Climate law “transformative” for the car and energy industry

“A large portion of middle-class Americans will be able to get this credit that would otherwise have been blocked because of the credit limit,” said Joe Britton, executive director of the Zero Emission Transportation Association, of which Tesla is a member charger maker, Battery material suppliers and other companies related to electric vehicle business. “It’s a big deal.”

For the first time, used battery-powered cars would receive a tax credit of up to $4,000. This is important because most people buy used cars, not new ones. The median price of a new electric car has risen to over $60,000, which is prohibitive for many buyers, even considering the fuel and maintenance savings these vehicles offer.

Individuals making more than $150,000 per year or couples making $300,000 or more would not qualify for new electric car incentives. The used car incentive income limits are $75,000 for individuals and $150,000 for couples. The credits do not apply to sedans listed for more than $55,000, vans, pickups and sport utility vehicles listed for more than $80,000.

“They’re trying to encourage acceptance among middle-class and lower-class buyers, and that’s a good thing,” said Akshay Singh, a partner at PwC, an accounting and advisory firm that specializes in the auto industry. “That’s where most of the market is.”

The more than 700-page bill never mentions China.
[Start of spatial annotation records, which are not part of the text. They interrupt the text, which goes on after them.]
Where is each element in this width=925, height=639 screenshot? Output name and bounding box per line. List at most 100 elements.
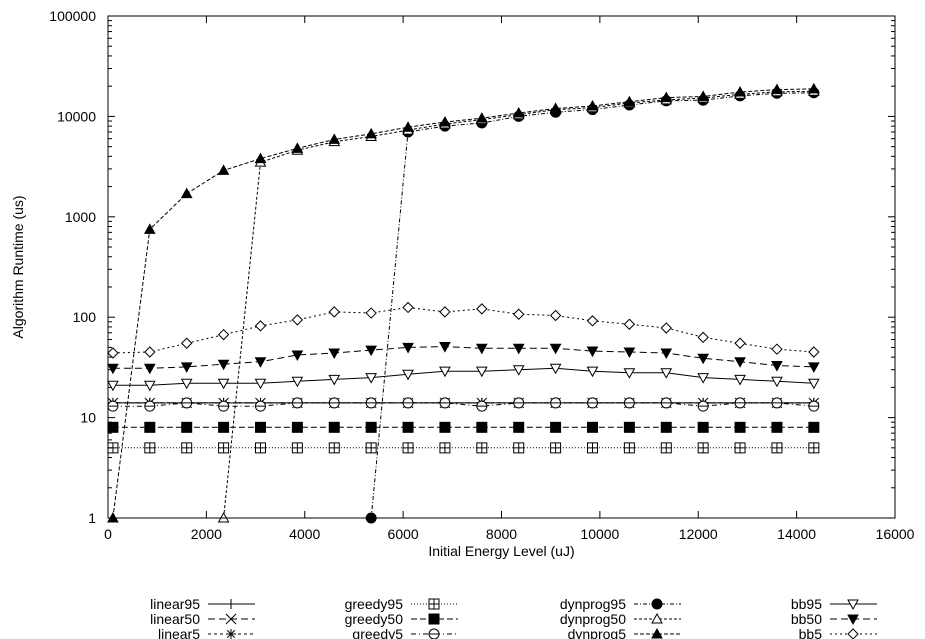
legend-marker-linear5 (226, 629, 236, 639)
legend-marker-linear50 (225, 613, 237, 625)
y-axis-ticks: 1 10 100 1000 10000 100000 (49, 8, 895, 526)
data-point-bb5 (697, 331, 709, 344)
legend-marker-dynprog95 (651, 598, 663, 610)
data-point-bb95 (180, 378, 193, 390)
x-tick-label: 10000 (580, 526, 619, 542)
data-point-bb50 (439, 342, 451, 353)
data-point-greedy95 (513, 442, 525, 454)
data-point-greedy5 (623, 397, 635, 409)
data-point-bb95 (328, 374, 341, 386)
data-point-greedy5 (144, 400, 156, 412)
data-point-dynprog5 (771, 83, 783, 95)
data-point-bb50 (291, 350, 304, 362)
data-point-bb50 (734, 357, 746, 368)
series-line-dynprog50 (223, 90, 814, 519)
data-point-greedy5 (734, 397, 746, 409)
data-point-bb95 (365, 373, 378, 384)
data-point-greedy5 (181, 397, 193, 409)
legend-item-greedy95: greedy95 (345, 596, 458, 612)
legend-item-linear50: linear50 (150, 611, 255, 627)
series-line-bb5 (112, 306, 814, 354)
data-point-greedy95 (291, 442, 303, 454)
y-tick-label: 1000 (65, 209, 96, 225)
data-point-greedy50 (808, 421, 820, 433)
data-point-greedy95 (808, 442, 820, 454)
data-point-greedy50 (771, 421, 783, 433)
data-point-dynprog5 (807, 82, 820, 94)
y-tick-label: 100000 (49, 8, 96, 24)
data-point-bb5 (513, 308, 525, 320)
data-point-bb95 (734, 374, 746, 386)
data-point-bb50 (107, 363, 119, 375)
data-point-greedy95 (218, 442, 230, 454)
data-point-bb5 (623, 318, 636, 330)
data-point-bb5 (660, 322, 672, 334)
x-tick-label: 0 (104, 526, 112, 542)
legend-label: bb50 (791, 611, 822, 627)
data-point-bb50 (549, 343, 562, 355)
data-point-dynprog5 (549, 102, 562, 113)
data-point-greedy50 (218, 421, 230, 433)
y-tick-label: 1 (88, 510, 96, 526)
legend-item-bb95: bb95 (791, 596, 877, 612)
x-tick-label: 16000 (876, 526, 915, 542)
data-point-greedy95 (365, 442, 377, 454)
data-point-greedy95 (771, 442, 783, 454)
data-point-bb95 (291, 376, 304, 388)
data-point-bb95 (475, 366, 488, 378)
data-point-greedy50 (623, 421, 635, 433)
series-line-dynprog5 (112, 88, 814, 519)
legend-label: greedy5 (352, 626, 403, 639)
data-point-dynprog5 (475, 112, 488, 123)
legend-item-bb5: bb5 (799, 626, 877, 639)
data-point-bb95 (143, 380, 156, 392)
legend-item-linear95: linear95 (150, 596, 255, 612)
legend-marker-greedy95 (428, 598, 440, 610)
data-point-dynprog5 (697, 90, 710, 101)
legend-label: dynprog5 (568, 626, 627, 639)
data-point-bb95 (807, 378, 820, 390)
data-point-greedy5 (218, 400, 230, 412)
data-point-greedy95 (144, 442, 156, 454)
series-line-dynprog95 (370, 92, 814, 519)
data-point-greedy50 (144, 421, 156, 433)
data-point-bb95 (771, 376, 783, 388)
x-tick-label: 4000 (289, 526, 320, 542)
data-point-bb5 (476, 303, 488, 315)
data-point-bb5 (365, 307, 377, 319)
data-point-greedy50 (402, 421, 414, 433)
x-tick-label: 8000 (486, 526, 517, 542)
data-point-greedy95 (623, 442, 635, 454)
data-point-bb95 (697, 373, 710, 384)
x-tick-label: 12000 (679, 526, 718, 542)
x-axis-label: Initial Energy Level (uJ) (428, 543, 574, 559)
data-point-bb95 (402, 369, 414, 381)
data-point-dynprog5 (734, 85, 746, 97)
data-point-greedy50 (328, 421, 340, 433)
data-point-bb5 (217, 328, 230, 341)
legend-marker-bb50 (847, 614, 859, 626)
data-point-dynprog5 (291, 142, 304, 153)
data-point-greedy5 (328, 397, 340, 409)
data-point-greedy95 (697, 442, 709, 454)
legend-item-linear5: linear5 (158, 626, 255, 639)
data-point-bb95 (254, 378, 267, 390)
data-point-bb95 (586, 366, 599, 378)
data-point-dynprog5 (328, 133, 341, 144)
data-point-bb95 (549, 363, 562, 375)
legend-label: linear95 (150, 596, 200, 612)
data-point-bb50 (365, 345, 378, 357)
data-point-greedy95 (734, 442, 746, 454)
plot-lines (112, 88, 814, 519)
x-tick-label: 2000 (191, 526, 222, 542)
legend-label: bb95 (791, 596, 822, 612)
data-point-bb5 (254, 320, 267, 332)
data-point-bb50 (586, 346, 599, 358)
data-point-bb50 (402, 342, 414, 354)
legend-label: dynprog95 (560, 596, 626, 612)
legend-label: linear50 (150, 611, 200, 627)
data-point-greedy95 (586, 442, 598, 454)
data-point-dynprog5 (217, 164, 230, 175)
data-point-bb5 (107, 347, 119, 359)
data-point-greedy50 (660, 421, 672, 433)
But several regulations appear aimed at undermining that country’s grip on the electric vehicle supply chain, while making it harder for emerging Chinese automakers to export cars to the United States.

As it stands, the 200,000-vehicle cap on tax credits would provide a competitive advantage for newcomers like China’s BYD, which are expected to adopt EVs to enter the US market. They could have benefited from the loan while Tesla, the Texas-based company, couldn’t.